The Heinz-Olivine group, for instance, says that all but two of its
suppliers of tomatoes are on the acquisition list. One of the country’s
top horticulture exporters has been designated as has most of Mkwasine
Estate, which produces sugar and wheat for the Anglo-American
Corporation-controlled Hippo Valley Estates and Triangle Ltd, part of
the Hulett empire.
Were land redistribution to be carried out as part of an integrated,
transparent and properly planned rural development programme, with
donor support to fund both land acquisition and the huge cost of
resettlement, then while there might be adverse short-to-medium term
repercussions, the long-term effects could be hugely beneficial. After
all, part of the South Korean success story was land
redistribution.
But Zimbabwe’s chances of getting it right are slim. Having missed the
opportunity to tackle redistribution and resettlement in the mid-1980s,
when the chances of success would have been far greater, President
Mugabe now faces a crisis of unfulfilled expectations.
This does not mean that he is about to resign or be forced out of
office before his term ends in April 2002. It does mean he will have to
choose between rigorous implementation of politically and socially
unpalatable IMF/World Bank-style economic prescriptions, or seek
political popularity through an economically disastrous populism.
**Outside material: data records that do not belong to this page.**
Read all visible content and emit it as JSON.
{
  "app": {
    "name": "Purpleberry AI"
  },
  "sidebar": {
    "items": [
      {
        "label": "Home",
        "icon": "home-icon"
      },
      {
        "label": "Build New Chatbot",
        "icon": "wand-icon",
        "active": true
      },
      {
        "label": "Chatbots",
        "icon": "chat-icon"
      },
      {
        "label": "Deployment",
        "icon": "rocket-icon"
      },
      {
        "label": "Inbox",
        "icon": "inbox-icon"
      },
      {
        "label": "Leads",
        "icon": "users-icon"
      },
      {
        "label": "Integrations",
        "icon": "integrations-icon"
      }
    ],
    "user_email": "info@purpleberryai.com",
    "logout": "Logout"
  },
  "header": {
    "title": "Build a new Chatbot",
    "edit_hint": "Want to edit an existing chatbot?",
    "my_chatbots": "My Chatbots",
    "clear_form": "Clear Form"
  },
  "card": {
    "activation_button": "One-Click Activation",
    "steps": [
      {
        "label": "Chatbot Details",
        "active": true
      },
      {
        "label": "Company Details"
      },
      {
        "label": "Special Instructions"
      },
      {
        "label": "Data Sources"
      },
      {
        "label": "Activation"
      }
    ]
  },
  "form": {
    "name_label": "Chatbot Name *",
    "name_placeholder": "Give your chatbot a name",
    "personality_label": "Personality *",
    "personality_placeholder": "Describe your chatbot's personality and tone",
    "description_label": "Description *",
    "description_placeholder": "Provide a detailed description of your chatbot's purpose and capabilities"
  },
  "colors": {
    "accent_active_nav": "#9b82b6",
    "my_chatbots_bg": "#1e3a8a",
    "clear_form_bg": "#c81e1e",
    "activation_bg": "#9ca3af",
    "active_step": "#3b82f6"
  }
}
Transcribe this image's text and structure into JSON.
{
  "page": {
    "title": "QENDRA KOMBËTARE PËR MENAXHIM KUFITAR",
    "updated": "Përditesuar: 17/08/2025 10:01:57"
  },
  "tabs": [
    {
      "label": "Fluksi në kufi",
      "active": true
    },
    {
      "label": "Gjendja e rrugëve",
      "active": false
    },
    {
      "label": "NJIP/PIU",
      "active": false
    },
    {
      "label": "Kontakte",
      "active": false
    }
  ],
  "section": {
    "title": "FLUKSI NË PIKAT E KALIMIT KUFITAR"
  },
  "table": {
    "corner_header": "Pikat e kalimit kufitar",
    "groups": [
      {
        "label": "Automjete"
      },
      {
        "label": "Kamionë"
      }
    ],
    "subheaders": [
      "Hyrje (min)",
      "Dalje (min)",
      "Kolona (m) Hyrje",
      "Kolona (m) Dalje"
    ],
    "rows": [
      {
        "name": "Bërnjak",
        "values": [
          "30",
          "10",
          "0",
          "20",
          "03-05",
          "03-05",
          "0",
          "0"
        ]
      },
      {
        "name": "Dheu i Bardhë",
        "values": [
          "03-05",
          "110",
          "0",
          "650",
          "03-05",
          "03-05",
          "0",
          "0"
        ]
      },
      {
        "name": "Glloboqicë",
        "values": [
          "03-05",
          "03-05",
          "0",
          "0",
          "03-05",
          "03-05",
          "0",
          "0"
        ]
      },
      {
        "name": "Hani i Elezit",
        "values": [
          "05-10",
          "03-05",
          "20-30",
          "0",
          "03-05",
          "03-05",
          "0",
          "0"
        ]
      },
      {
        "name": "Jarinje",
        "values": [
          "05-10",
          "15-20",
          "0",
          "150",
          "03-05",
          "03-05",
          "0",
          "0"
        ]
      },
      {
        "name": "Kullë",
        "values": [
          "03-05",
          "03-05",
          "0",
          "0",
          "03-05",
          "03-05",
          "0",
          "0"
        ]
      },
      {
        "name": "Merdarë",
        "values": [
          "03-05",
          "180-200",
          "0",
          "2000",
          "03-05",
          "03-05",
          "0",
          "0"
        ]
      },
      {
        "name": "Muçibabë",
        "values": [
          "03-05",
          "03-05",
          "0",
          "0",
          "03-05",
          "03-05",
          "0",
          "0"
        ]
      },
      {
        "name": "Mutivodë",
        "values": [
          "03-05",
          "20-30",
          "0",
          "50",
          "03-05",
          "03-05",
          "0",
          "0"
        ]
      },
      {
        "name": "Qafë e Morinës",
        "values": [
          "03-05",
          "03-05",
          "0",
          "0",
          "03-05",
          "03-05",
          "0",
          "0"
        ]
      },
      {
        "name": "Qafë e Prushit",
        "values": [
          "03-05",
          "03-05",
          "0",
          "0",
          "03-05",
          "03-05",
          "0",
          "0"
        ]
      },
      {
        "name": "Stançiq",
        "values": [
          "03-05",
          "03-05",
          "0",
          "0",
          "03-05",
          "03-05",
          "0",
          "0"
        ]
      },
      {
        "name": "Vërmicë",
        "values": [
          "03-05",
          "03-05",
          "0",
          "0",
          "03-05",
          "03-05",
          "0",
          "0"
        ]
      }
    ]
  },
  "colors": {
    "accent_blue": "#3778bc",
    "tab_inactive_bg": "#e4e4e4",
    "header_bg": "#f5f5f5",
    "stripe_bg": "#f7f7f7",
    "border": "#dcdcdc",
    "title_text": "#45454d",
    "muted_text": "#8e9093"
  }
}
There
is no donor support in sight at present for him to finance the land
programme and stabilise the currency. For this to materialise, Mugabe
will have to eat a lot of his words, rethink his strategy and slow down
the resettlement process to snail’s pace.
Some in business, and especially the emerging markets fraternity have
pinned their faith on an IMF/World Bank rescue package. There are,
however, two snags. If the donors are to come riding to Mugabe’s
rescue, he will have to execute so radical a U-turn that his political
credibility would disappear altogether.
Second, and more importantly, iIn just a few months, the Mugabe
government has destroyed investor confidence which will take years to
rebuild. IMF, World Bank and donor money might stabilise the currency
and prop up his government, but as experience elsewhere in Africa shows
all too vividly, it will not provide the necessary platform for
sustained economic growth. All it will do is create a donor-dependent
community and maintain in office a government that, in the telling
words of Professor Milton Friedman, should have been left to wither on
the vine.
Tony Hawkins is professor of business studies at the University of
Zimbabwe and writes on African economics for the Financial Times.